[personal profile] lighterthanair
It smells like someone is cooking something delicious in another apartment. The smell makes me hungry, but I'm too nervous about tomorrow to really want to eat anything right now.

Tomorrow, I go back to work. I've gotten the last form signed that they need signing, a note from my psychiatrist saying that yes, I really do have appointments on Monday mornings, and there's nothing that can keep me away from work anymore.

I'm nervous about going back because now I've been gone longer than I was there to start with. And where initial training was 14 weeks, they expect me to cram that into 4 weeks of refresher training, 2 of those weeks being ones in which I take calls. So roughly 8 weeks of classroom material must be relearned in 2 weeks. So far management is the only one who's confident that I can do that. I have real doubts about it.

Also, I have to go in there tomorrow and stand up for myself. Their return-to-work action plan essentially has things worded so that if people around me notice that I'm nervous, and it makes them nervous, I can be sent home without pay. It's unlikely, but it's possible. Among other things. I showed their list of rules and requirements to my psychiatrist today and even he thought that what they were demanding was ridiculous. And he's right; I have to go in there and tell them so (in stronger words than I did last time) and negotiate a fair deal. What they're doing to me now amounts to discrimination based on an assumed disability, and that goes against the guidelines in the Human Rights Act for this province.

Convincing them of that is going to be the challenge.

So I'm trying to spend the rest of the evening thinking about things that have nothing to do with work.

I finished The Kingdom of Gods earlier this afternoon, and was blown away by the ending. I'm going to have to really work at a review of it. Some things just transcend words, or at least my ability to use them.

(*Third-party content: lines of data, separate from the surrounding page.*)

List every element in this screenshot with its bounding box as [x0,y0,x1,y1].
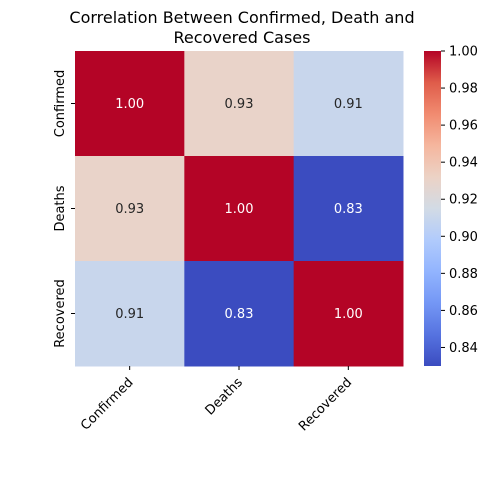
heatmap-cell [184,156,295,262]
heatmap-cell [75,51,185,157]
heatmap-cell [293,156,404,262]
chart-title-line-1: Correlation Between Confirmed, Death and [69,8,415,27]
chart-title-line-2: Recovered Cases [173,28,311,47]
cell-value-label: 0.83 [334,202,363,217]
y-tick-label: Deaths [53,185,68,231]
cell-value-label: 0.91 [115,307,144,322]
y-axis-labels: Confirmed Deaths Recovered [53,70,75,348]
colorbar-tick-label: 0.98 [449,82,478,97]
colorbar-tick-label: 0.92 [449,193,478,208]
x-tick-label: Recovered [296,375,355,434]
colorbar-tick-label: 0.90 [449,230,478,245]
colorbar-tick-label: 0.88 [449,267,478,282]
colorbar: 0.84 0.86 0.88 0.90 0.92 0.94 0.96 0.98 1.00 [424,45,478,366]
colorbar-tick-label: 0.94 [449,156,478,171]
heatmap-cell [293,51,404,157]
heatmap-cells: 1.00 0.93 0.91 0.93 1.00 0.83 0.91 0.83 1.00 [75,51,404,367]
heatmap-cell [75,156,185,262]
colorbar-gradient [424,51,441,366]
colorbar-tick-label: 0.96 [449,119,478,134]
cell-value-label: 1.00 [334,307,363,322]
x-tick-label: Deaths [203,375,246,418]
colorbar-tick-label: 0.86 [449,304,478,319]
x-axis-labels: Confirmed Deaths Recovered [78,366,355,434]
cell-value-label: 1.00 [225,202,254,217]
colorbar-tick-label: 1.00 [449,45,478,60]
cell-value-label: 0.91 [334,97,363,112]
cell-value-label: 0.93 [225,97,254,112]
x-tick-label: Confirmed [78,375,136,433]
y-tick-label: Recovered [53,279,68,348]
heatmap-cell [184,51,295,157]
heatmap-cell [293,261,404,367]
colorbar-tick-label: 0.84 [449,341,478,356]
cell-value-label: 1.00 [115,97,144,112]
cell-value-label: 0.83 [225,307,254,322]
heatmap-cell [184,261,295,367]
y-tick-label: Confirmed [53,70,68,138]
heatmap-cell [75,261,185,367]
cell-value-label: 0.93 [115,202,144,217]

Strange, though, that I can find precious little slash fiction for that fandom. Honestly, there are plenty of opportunities for it. Most of them canon! Of course, if many fanfic writers are anything like me, trying to write anything for such a well-done universe would be a daunting task.

I decided to follow that book up with something lighter, and started on Insurgent, even though I really ought to be reading one of my review copies. I just really wanted to read this one. Hopefully I can get through it quickly. It starts in pretty much immediately after the last book ended, and in such a way that it feels like just a new chapter in the same book. Good if you've just finished reading Divergent, less good if you haven't. But hopefully the rest of the story will pull me in enough to make me forget the awkward opening.

Nick seems to be feeling better today, which is nice. I had the awkward task of giving him his evening antibiotic pill, which he wasn't happy about, but it could have been worse. Later he'll get his tolfedine to help with the fever and inflammation. He seems to be enjoying the strained squash mixed with his wet food more and more each time he eats it, so hopefully that will help with his bowel problem, too. I've got my fingers crossed for him making a proper recovery this time.

My arthritic finger is throbbing right now, so this might be a good time to stop typing and go give it some rest before the dark clouds break open and the rain starts to fall. There's still time to read some more before bed, too.